Harper is the last defendant to be prosecuted in the death of Matthew John Whicker, who was shot to death in a botched robbery on Oct. 29, 1996. Rettenberger said he couldn't hide the truth forever, because the guilt was eating at him every day.

Rettenberger said he, Harper and David Valken-Leduc devised a plan to rob a Motel 6 because all three were short on cash. While Rettenberger waited outside as a lookout man, Harper and Valken-Leduc went inside and confronted Matthew John Whicker, a University of Utah student who was working at the motel to pay for school and support his wife and two children.

Rettenberger said he saw Harper and Valken-Leduc jump over the motel's counter. There was a struggle and then Rettenberger saw Valken-Leduc hit Whicker in the face. Rettenberger said he didn't see anything after that, he just heard the sound of gunshots.

While speeding away from the scene, Rettenberger said he asked Harper and Valken-Leduc what went wrong. Valken-Leduc answered, "Just shut up and go," and later confessed to Rettenberger that he shot Whicker "because he didn't get what he wanted."

Valken-Leduc already has been convicted as the actual shooter and is currently in prison.

Harper's defense attorney, Richard Gallegos, questioned Rettenberger's credibility. He said Rettenberger's story changed only after accepting a deal that got him out of jail. Rettenberger served more than five years in the Davis County Jail for his connection with the murder until he pleaded guilty to manslaughter, a second-degree felony. He was released immediately in return for his testimony against Harper and Valken-Leduc.

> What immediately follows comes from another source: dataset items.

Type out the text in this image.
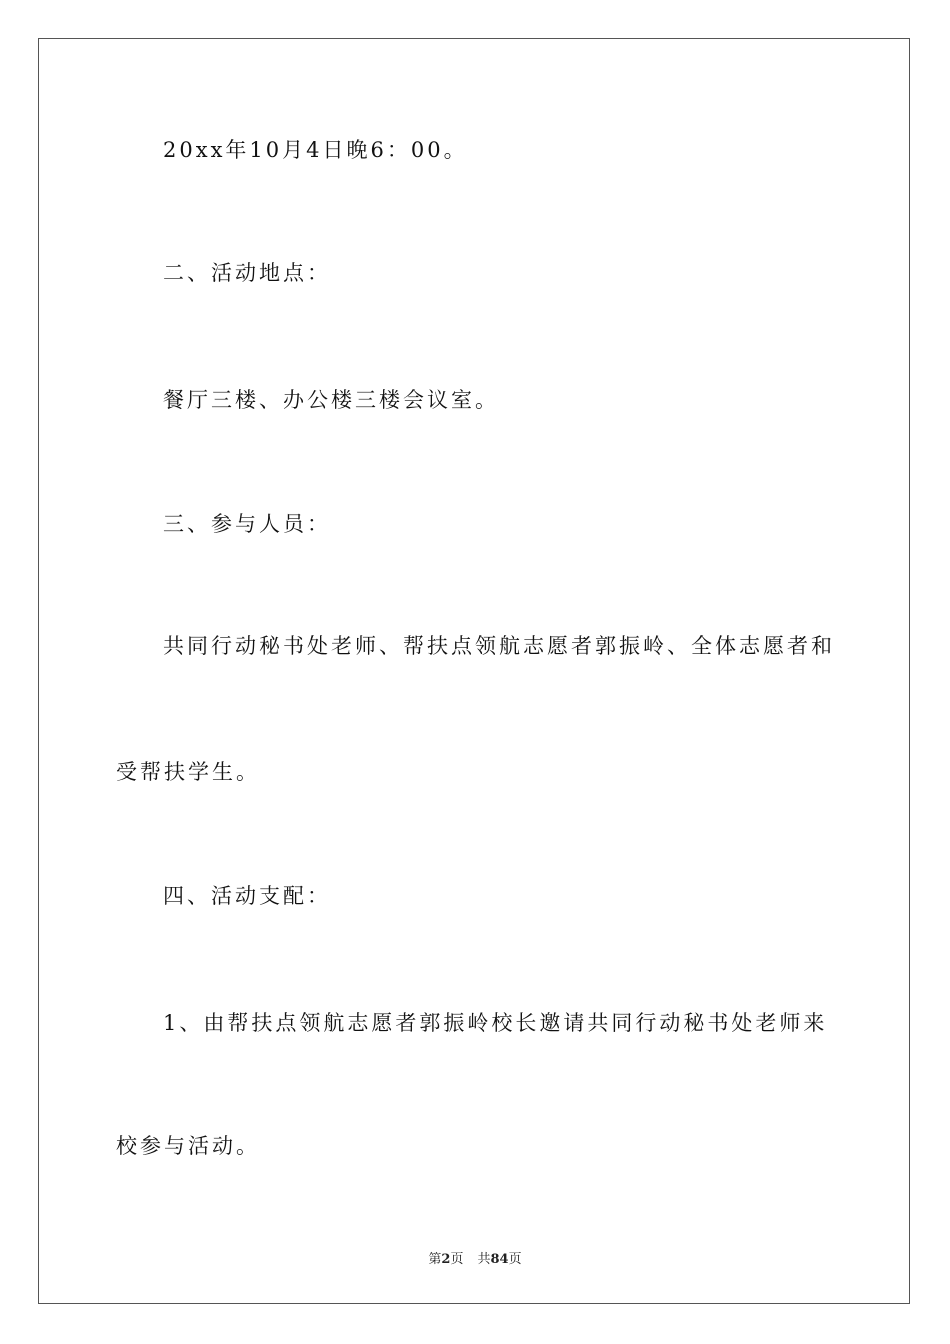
20xx年10月4日晚6：00。
二、活动地点：
餐厅三楼、办公楼三楼会议室。
三、参与人员：
共同行动秘书处老师、帮扶点领航志愿者郭振岭、全体志愿者和
受帮扶学生。
四、活动支配：
1、由帮扶点领航志愿者郭振岭校长邀请共同行动秘书处老师来
校参与活动。
第2页 共84页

Rettenberger said he originally tried to deflect the blame onto Harper and Valken-Leduc, and only admitted to planning the crime. But after years in jail, the guilt ate at him. He later told police he served as a lookout man and getaway driver.

"It starts to get to you after a while," Rettenberger said.

Gallegos maintains there is no evidence linking Harper to Whicker's murder. In opening statements, Gallegos said Rettenberger is someone with a motive for lying and implicating Harper.

Whicker, who was 30 at the time of his death, served a mission for The Church of Jesus Christ of Latter-day Saints in Michigan and was a Gulf War veteran.